Тем временем мать подготовила на буфетной доске наш торжественный чайный бело-лиловый сервиз об уцелевших четырех чашках, присоединив к ним свою женственную розовую чашечку и официальный тяжелый стакан отца как хозяйские излюбленные сосуды. Любимая чашка имелась и у бабушки — огромная, толстостенная, вся в темных декоративных трещинах, со сценой медвежьей охоты, нанесенной на фаянс легкими, словно карандашными, штрихами, — еще дедова кружка, сегодня как нельзя более уместная и поэтому извлеченная бабушкой из башни буфета, куда ее изгнали за грубоватость, неподходящую для соседства тонких сервизных чашек. Любимой чашки не было у меня одной, а если бы и была, меня давно бы уже ее л и ш и л и.
Мать расставляла по столу мелкие тарелки с синей зубчатой обводкой и раскладывала возле них ножи и вилки — нож справа, вилку слева. К этому я тоже не допускалась, до сих пор позорно плохо соображая, где право, где лево. Снова делая вид, что не замечает меня, мать спросила:
— А все же, мама, интересно бы знать, где она, если это не будет слишком грубо, подцепила этого Игоря?
— Лёшка-то? — сказала бабушка. Так она называла свою младшую дочь, тетю Лёку. — А что, не говорила тебе она?
— Что вы, мама. Разве от нее дождешься? У нее, как вам хорошо известно, всегда тайны мадридского двора.
— Австрийского, — поправила бабушка. — Вечно я, Надя, забываю, что мои дочки все три как на скачках соревнуются — кто кого обойдет, и все с секретами своими лошадиными. Аверьяновские английские мисс — вас так все еще в девках называли. Ну да от матери-то Лёшка не скроет. Из Сочей возвращалась, заехала к приятелям в Харьков, и этого своего, — она запнулась: к имени «Игорь» не очень-то приклеивался пренебрежительный суффикс, не Игорька же! — Игорешку своего, — нашлась она, — там и оторвала. Семейный был, да худо лежал, должно быть. Артист кино какой-то, у них это легко. Беда, что на семнадцать лет Лёшки моложе, ей сорок один, а ему-то… недопёсок еще. А сынка маленького уже сделал, да ради нашей «гнёдиге фрау», как говорят в Вене, вмиг и бросил. Жена-то, видно, полоротая, упустила мужика. Не все же нашей Лёшке в раззявах ходить, вот и на нее раззявушка нашлась.

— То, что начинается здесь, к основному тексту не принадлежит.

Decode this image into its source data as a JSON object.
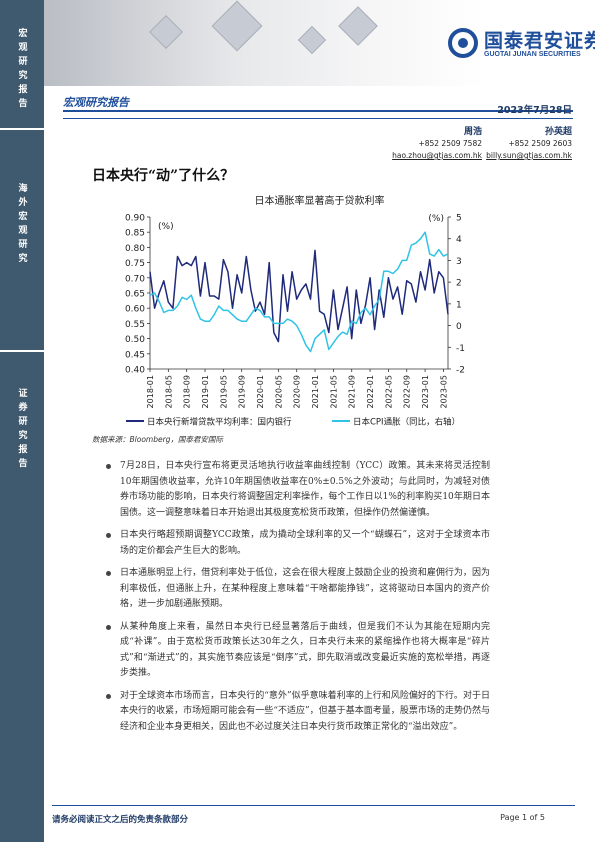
{
  "sidebar": {
    "block1": "宏观研究报告",
    "block2": "海外宏观研究",
    "block3": "证券研究报告"
  },
  "header": {
    "logo_cn": "国泰君安证券",
    "logo_en": "GUOTAI JUNAN SECURITIES",
    "report_type": "宏观研究报告",
    "date": "2023年7月28日"
  },
  "authors": [
    {
      "name": "周浩",
      "phone": "+852 2509 7582",
      "email": "hao.zhou@gtjas.com.hk"
    },
    {
      "name": "孙英超",
      "phone": "+852 2509 2603",
      "email": "billy.sun@gtjas.com.hk"
    }
  ],
  "headline": "日本央行“动”了什么？",
  "source": "数据来源：Bloomberg，国泰君安国际",
  "chart_data": {
    "type": "line",
    "title": "日本通胀率显著高于贷款利率",
    "left_unit": "(%)",
    "right_unit": "(%)",
    "left_ylim": [
      0.4,
      0.9
    ],
    "left_ticks": [
      "0.40",
      "0.45",
      "0.50",
      "0.55",
      "0.60",
      "0.65",
      "0.70",
      "0.75",
      "0.80",
      "0.85",
      "0.90"
    ],
    "right_ylim": [
      -2,
      5
    ],
    "right_ticks": [
      "-2",
      "-1",
      "0",
      "1",
      "2",
      "3",
      "4",
      "5"
    ],
    "x_ticks": [
      "2018-01",
      "2018-05",
      "2018-09",
      "2019-01",
      "2019-05",
      "2019-09",
      "2020-01",
      "2020-05",
      "2020-09",
      "2021-01",
      "2021-05",
      "2021-09",
      "2022-01",
      "2022-05",
      "2022-09",
      "2023-01",
      "2023-05"
    ],
    "months": [
      "2018-01",
      "2018-02",
      "2018-03",
      "2018-04",
      "2018-05",
      "2018-06",
      "2018-07",
      "2018-08",
      "2018-09",
      "2018-10",
      "2018-11",
      "2018-12",
      "2019-01",
      "2019-02",
      "2019-03",
      "2019-04",
      "2019-05",
      "2019-06",
      "2019-07",
      "2019-08",
      "2019-09",
      "2019-10",
      "2019-11",
      "2019-12",
      "2020-01",
      "2020-02",
      "2020-03",
      "2020-04",
      "2020-05",
      "2020-06",
      "2020-07",
      "2020-08",
      "2020-09",
      "2020-10",
      "2020-11",
      "2020-12",
      "2021-01",
      "2021-02",
      "2021-03",
      "2021-04",
      "2021-05",
      "2021-06",
      "2021-07",
      "2021-08",
      "2021-09",
      "2021-10",
      "2021-11",
      "2021-12",
      "2022-01",
      "2022-02",
      "2022-03",
      "2022-04",
      "2022-05",
      "2022-06",
      "2022-07",
      "2022-08",
      "2022-09",
      "2022-10",
      "2022-11",
      "2022-12",
      "2023-01",
      "2023-02",
      "2023-03",
      "2023-04",
      "2023-05",
      "2023-06"
    ],
    "series": [
      {
        "name": "日本央行新增贷款平均利率：国内银行",
        "axis": "left",
        "color": "#1f2a7a",
        "values": [
          0.72,
          0.6,
          0.65,
          0.69,
          0.62,
          0.6,
          0.77,
          0.74,
          0.75,
          0.74,
          0.77,
          0.64,
          0.75,
          0.64,
          0.64,
          0.63,
          0.76,
          0.72,
          0.6,
          0.71,
          0.65,
          0.77,
          0.66,
          0.59,
          0.62,
          0.58,
          0.75,
          0.52,
          0.49,
          0.71,
          0.59,
          0.72,
          0.63,
          0.66,
          0.68,
          0.63,
          0.79,
          0.59,
          0.58,
          0.52,
          0.66,
          0.53,
          0.6,
          0.67,
          0.5,
          0.66,
          0.55,
          0.61,
          0.7,
          0.53,
          0.66,
          0.57,
          0.7,
          0.63,
          0.67,
          0.58,
          0.69,
          0.68,
          0.62,
          0.72,
          0.66,
          0.76,
          0.65,
          0.72,
          0.7,
          0.58
        ]
      },
      {
        "name": "日本CPI通胀（同比，右轴）",
        "axis": "right",
        "color": "#2fc4e6",
        "values": [
          1.4,
          1.5,
          1.1,
          0.6,
          0.7,
          0.7,
          0.9,
          1.3,
          1.2,
          1.4,
          0.8,
          0.3,
          0.2,
          0.2,
          0.5,
          0.9,
          0.7,
          0.7,
          0.5,
          0.3,
          0.2,
          0.2,
          0.5,
          0.8,
          0.7,
          0.4,
          0.4,
          0.1,
          0.1,
          0.1,
          0.3,
          0.2,
          0.0,
          -0.4,
          -0.9,
          -1.2,
          -0.6,
          -0.4,
          -0.2,
          -1.1,
          -0.8,
          -0.5,
          -0.3,
          -0.4,
          0.2,
          0.1,
          0.6,
          0.8,
          0.5,
          0.9,
          1.2,
          2.5,
          2.5,
          2.4,
          2.6,
          3.0,
          3.0,
          3.7,
          3.8,
          4.0,
          4.3,
          3.3,
          3.2,
          3.5,
          3.2,
          3.3
        ]
      }
    ],
    "legend_position": "bottom",
    "grid": false
  },
  "bullets": [
    "7月28日，日本央行宣布将更灵活地执行收益率曲线控制（YCC）政策。其未来将灵活控制10年期国债收益率，允许10年期国债收益率在0%±0.5%之外波动；与此同时，为减轻对债券市场功能的影响，日本央行将调整固定利率操作，每个工作日以1%的利率购买10年期日本国债。这一调整意味着日本开始退出其极度宽松货币政策，但操作仍然偏谨慎。",
    "日本央行略超预期调整YCC政策，成为撬动全球利率的又一个“蝴蝶石”，这对于全球资本市场的定价都会产生巨大的影响。",
    "日本通胀明显上行，借贷利率处于低位，这会在很大程度上鼓励企业的投资和雇佣行为，因为利率极低，但通胀上升，在某种程度上意味着“干啥都能挣钱”，这将驱动日本国内的资产价格，进一步加剧通胀预期。",
    "从某种角度上来看，虽然日本央行已经显著落后于曲线，但是我们不认为其能在短期内完成“补课”。由于宽松货币政策长达30年之久，日本央行未来的紧缩操作也将大概率是“碎片式”和“渐进式”的，其实施节奏应该是“倒序”式，即先取消或改变最近实施的宽松举措，再逐步类推。",
    "对于全球资本市场而言，日本央行的“意外”似乎意味着利率的上行和风险偏好的下行。对于日本央行的收紧，市场短期可能会有一些“不适应”，但基于基本面考量，股票市场的走势仍然与经济和企业本身更相关，因此也不必过度关注日本央行货币政策正常化的“溢出效应”。"
  ],
  "footer": {
    "disclaimer": "请务必阅读正文之后的免责条款部分",
    "page": "Page 1 of 5"
  }
}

Бабушкины дочери, как дочери всякой Софьи, были названы последовательно — Вера, Надежда, Любовь. Но старшая, Вера, задолго до революции умерла от скоротечной чахотки, и родившуюся после этой смерти тетю Лёку бабушка с дедом для комплекта нарекли именем умершей сестры. Верой тетя Лека звалась, правда, лишь до восемнадцати лет. Во-первых, суеверная, она побаивалась имени покойницы, а во-вторых, имя «Вера» было страшно простонародно и несовременно, и вторая Вера Гавриловна, опубликовавшись в газете и заплатив довольно крупную сумму из первой своей получки, поменяла это неудачное имя. Теперь она называлась Диалектикой Гавриловной, тетей Лёкой.
— Артист кино-о! — с недоверчивым раздражением протянула мать. — Любка об этом знает? То-то, с позволения сказать, взбесится! — Имелась в виду средняя дочь бабушки, тетя Люба, а старшей теперь была моя мать. — Интересные, как говорится, шляпки носила буржуазия!..
— И Любовь не знает. Уж с ней-то Лёшка меньше всего язык чешет. Одна я знаю, — закреплялась в кратком своем превосходстве бабушка.
Я замерла, ликуя. Ожидался приход даже не просто незнакомого гостя и родственника, но еще и киноартиста! Навряд ли теперь они все решатся меня при нем не брать с собой и л и ш а т ь, позо-риться-то! Игра, скорее, пойдет под девизами «сор из избы не выносить» и «мы тоже не лыком шиты». Плохо только одно: отец при артисте, конечно же, заговорит на своем это-это-языке.